Toddlers cut their teeth on cyber-tech jargon today. Column centimetres in the dictionary are also reserved for entries which reflect the gritty times kids are now growing up in. This explains: conflict, common sense, debate, EU, bilingual, vandalism, boisterous, interdependent, celebrity and citizenship.
Say yup to..
The 10,000-word edition aims to mirror a modern, multicultural, multi-faith society in mood and attitude. What would Mumbai youngsters want in such a compilation?
Everything they like is declared ‘hot’ or ‘sexy’, of course. But peer pressure rules the 11- to 18-year-olds’ group. Conformity, loneliness and the desperation to keep up with one another are pet peeves. Class X student Zara Rustomji’s votes go to ghetto words: homies, wingman (sidekick kind of buddies), facebook, freakazoid, myspace, whoa, wicked (as in ‘cool’) and sweet (as in ‘awesome’). A burst of feminism makes her add ‘dudette’.
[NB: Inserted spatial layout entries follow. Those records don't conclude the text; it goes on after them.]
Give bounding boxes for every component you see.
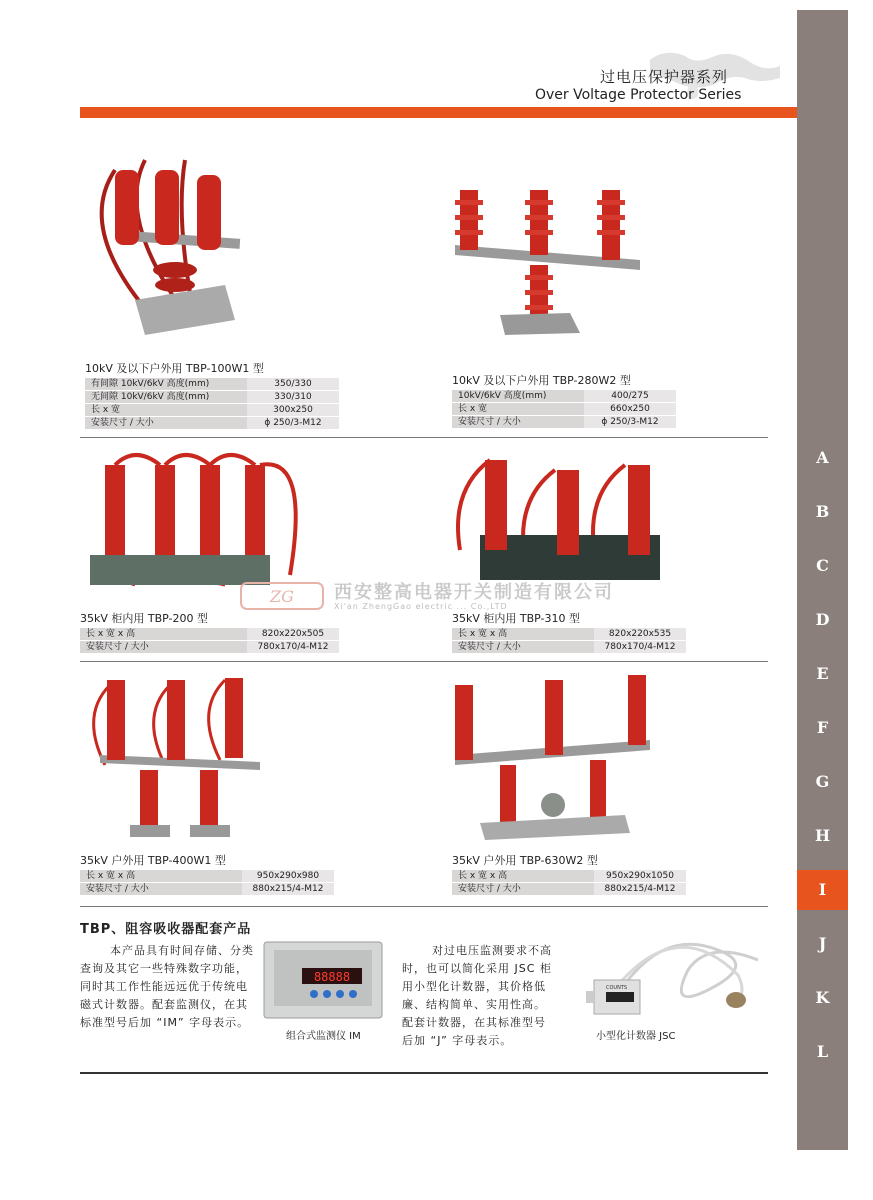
index-letter-a[interactable]: A bbox=[816, 448, 829, 467]
tbp-100w1-product-image bbox=[85, 140, 260, 340]
divider bbox=[80, 661, 768, 662]
spec-label: 长 x 宽 x 高 bbox=[452, 628, 594, 641]
spec-table bbox=[80, 628, 339, 654]
spec-label: 安装尺寸 / 大小 bbox=[452, 416, 584, 429]
index-letter-j[interactable]: J bbox=[818, 934, 827, 953]
spec-label: 安装尺寸 / 大小 bbox=[80, 883, 242, 896]
company-logo-watermark bbox=[240, 582, 324, 610]
product-tbp-400w1 bbox=[80, 852, 334, 896]
table-row bbox=[85, 417, 339, 430]
spec-label: 有间隙 10kV/6kV 高度(mm) bbox=[85, 378, 247, 391]
footer-divider bbox=[80, 1072, 768, 1074]
im-monitor-image bbox=[262, 940, 384, 1020]
spec-value: 780x170/4-M12 bbox=[594, 641, 686, 654]
spec-table bbox=[85, 378, 339, 430]
spec-label: 安装尺寸 / 大小 bbox=[452, 641, 594, 654]
index-letter-i-active[interactable]: I bbox=[797, 870, 848, 910]
spec-value: 880x215/4-M12 bbox=[594, 883, 686, 896]
table-row bbox=[452, 403, 676, 416]
table-row bbox=[80, 628, 339, 641]
product-tbp-280w2 bbox=[452, 372, 676, 429]
spec-value: 780x170/4-M12 bbox=[247, 641, 339, 654]
index-letter-b[interactable]: B bbox=[815, 502, 830, 521]
spec-label: 长 x 宽 bbox=[85, 404, 247, 417]
tbp-280w2-product-image bbox=[450, 175, 650, 340]
index-letter-g[interactable]: G bbox=[815, 772, 830, 791]
im-caption: 组合式监测仪 IM bbox=[286, 1031, 361, 1042]
spec-label: 安装尺寸 / 大小 bbox=[452, 883, 594, 896]
table-row bbox=[452, 416, 676, 429]
spec-value: 350/330 bbox=[247, 378, 339, 391]
page-title-en: Over Voltage Protector Series bbox=[535, 87, 742, 103]
index-letter-f[interactable]: F bbox=[816, 718, 829, 737]
spec-value: ϕ 250/3-M12 bbox=[584, 416, 676, 429]
tbp-310-product-image bbox=[450, 450, 670, 590]
spec-table bbox=[80, 870, 334, 896]
jsc-counter-image bbox=[558, 925, 768, 1025]
im-description: 本产品具有时间存储、分类查询及其它一些特殊数字功能，同时其工作性能远远优于传统电磁式计数器。配套监测仪，在其标准型号后加 “IM” 字母表示。 bbox=[80, 944, 254, 1029]
header-accent-bar bbox=[80, 107, 798, 118]
index-letter-k[interactable]: K bbox=[815, 988, 830, 1007]
product-caption: 10kV 及以下户外用 TBP-280W2 型 bbox=[452, 374, 631, 387]
tbp-630w2-product-image bbox=[450, 675, 660, 845]
svg-text:COUNTS: COUNTS bbox=[606, 985, 628, 991]
product-caption: 10kV 及以下户外用 TBP-100W1 型 bbox=[85, 362, 264, 375]
spec-value: 950x290x1050 bbox=[594, 870, 686, 883]
spec-value: ϕ 250/3-M12 bbox=[247, 417, 339, 430]
spec-label: 长 x 宽 x 高 bbox=[452, 870, 594, 883]
product-caption: 35kV 户外用 TBP-630W2 型 bbox=[452, 854, 598, 867]
page-title-cn: 过电压保护器系列 bbox=[600, 68, 729, 86]
spec-label: 安装尺寸 / 大小 bbox=[80, 641, 247, 654]
table-row bbox=[80, 641, 339, 654]
product-caption: 35kV 柜内用 TBP-200 型 bbox=[80, 612, 209, 625]
table-row bbox=[452, 390, 676, 403]
spec-value: 950x290x980 bbox=[242, 870, 334, 883]
table-row bbox=[85, 391, 339, 404]
product-caption: 35kV 柜内用 TBP-310 型 bbox=[452, 612, 581, 625]
divider bbox=[80, 437, 768, 438]
table-row bbox=[452, 641, 686, 654]
spec-table bbox=[452, 628, 686, 654]
table-row bbox=[452, 883, 686, 896]
spec-value: 330/310 bbox=[247, 391, 339, 404]
spec-label: 长 x 宽 x 高 bbox=[80, 628, 247, 641]
spec-value: 400/275 bbox=[584, 390, 676, 403]
product-tbp-100w1 bbox=[85, 360, 339, 430]
table-row bbox=[85, 404, 339, 417]
index-letter-e[interactable]: E bbox=[816, 664, 829, 683]
product-tbp-630w2 bbox=[452, 852, 686, 896]
jsc-description: 对过电压监测要求不高时，也可以简化采用 JSC 柜用小型化计数器，其价格低廉、结构简单、实用性高。配套计数器，在其标准型号后加 “J” 字母表示。 bbox=[402, 944, 552, 1047]
watermark-company-cn: 西安整高电器开关制造有限公司 bbox=[334, 582, 614, 603]
table-row bbox=[80, 883, 334, 896]
index-letter-l[interactable]: L bbox=[816, 1042, 829, 1061]
spec-table bbox=[452, 390, 676, 429]
product-caption: 35kV 户外用 TBP-400W1 型 bbox=[80, 854, 226, 867]
product-tbp-310 bbox=[452, 610, 686, 654]
spec-value: 880x215/4-M12 bbox=[242, 883, 334, 896]
tbp-200-product-image bbox=[85, 445, 315, 595]
table-row bbox=[85, 378, 339, 391]
svg-text:88888: 88888 bbox=[313, 970, 351, 984]
svg-text:ZG: ZG bbox=[270, 587, 294, 606]
spec-value: 820x220x535 bbox=[594, 628, 686, 641]
spec-value: 660x250 bbox=[584, 403, 676, 416]
table-row bbox=[452, 870, 686, 883]
spec-value: 300x250 bbox=[247, 404, 339, 417]
spec-table bbox=[452, 870, 686, 896]
table-row bbox=[80, 870, 334, 883]
table-row bbox=[452, 628, 686, 641]
accessories-title: TBP、阻容吸收器配套产品 bbox=[80, 922, 252, 937]
spec-label: 无间隙 10kV/6kV 高度(mm) bbox=[85, 391, 247, 404]
index-letter-c[interactable]: C bbox=[816, 556, 829, 575]
section-index-sidebar bbox=[797, 10, 848, 1150]
index-letter-h[interactable]: H bbox=[814, 826, 831, 845]
divider bbox=[80, 906, 768, 907]
product-tbp-200 bbox=[80, 610, 339, 654]
spec-label: 长 x 宽 x 高 bbox=[80, 870, 242, 883]
spec-label: 安装尺寸 / 大小 bbox=[85, 417, 247, 430]
spec-label: 10kV/6kV 高度(mm) bbox=[452, 390, 584, 403]
spec-label: 长 x 宽 bbox=[452, 403, 584, 416]
index-letter-d[interactable]: D bbox=[815, 610, 830, 629]
tbp-400w1-product-image bbox=[85, 670, 260, 845]
watermark-company-en: Xi'an ZhengGao electric ... Co.,LTD bbox=[334, 602, 508, 611]
jsc-caption: 小型化计数器 JSC bbox=[596, 1031, 676, 1042]
spec-value: 820x220x505 bbox=[247, 628, 339, 641]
Twelve-year-old Shariq Sanghvi would enjoy seeing printed: whatever, whacko, weirdo, zillion, yummy and dufus. College fresher Camille Framroze prefers: yo, sketch (from ‘sketchy’, someone creepy) and tool (an easy-to-manipulate person).
Seventeen-year-old Aneesh Menon supplies earthier local lingo gems. If ‘shit’ is bad, ‘the shit’ is the opposite. A slick car, restaurant or hangout joint is ‘just the shit’, get it? Any fluke shot scored in a game is matka and a loser is naram paav!
Thumbs down to..
Quite a few words have been discarded by Mumbai’s Gen Next. Topping the Dump ’Em list are: alas, agog, hogwash, extol, entreat, thus, plethora, poise, pinafore, propriety and spinster.
Large words, judgmental words and those of hierarchy seem hard to handle. So out go: cumbersome, fanciful, fastidious, foolhardy, mendacious and oligarchy.
Pulls and pressures throw kids towards the lashing cadences of words which reveal raw wounds. Bullet-point. Cyber-stalker. Meltdown. Lay-off. These hyphened horrors sound scary because they totally are. Coolio. Chillax. Welcome to the brave new word.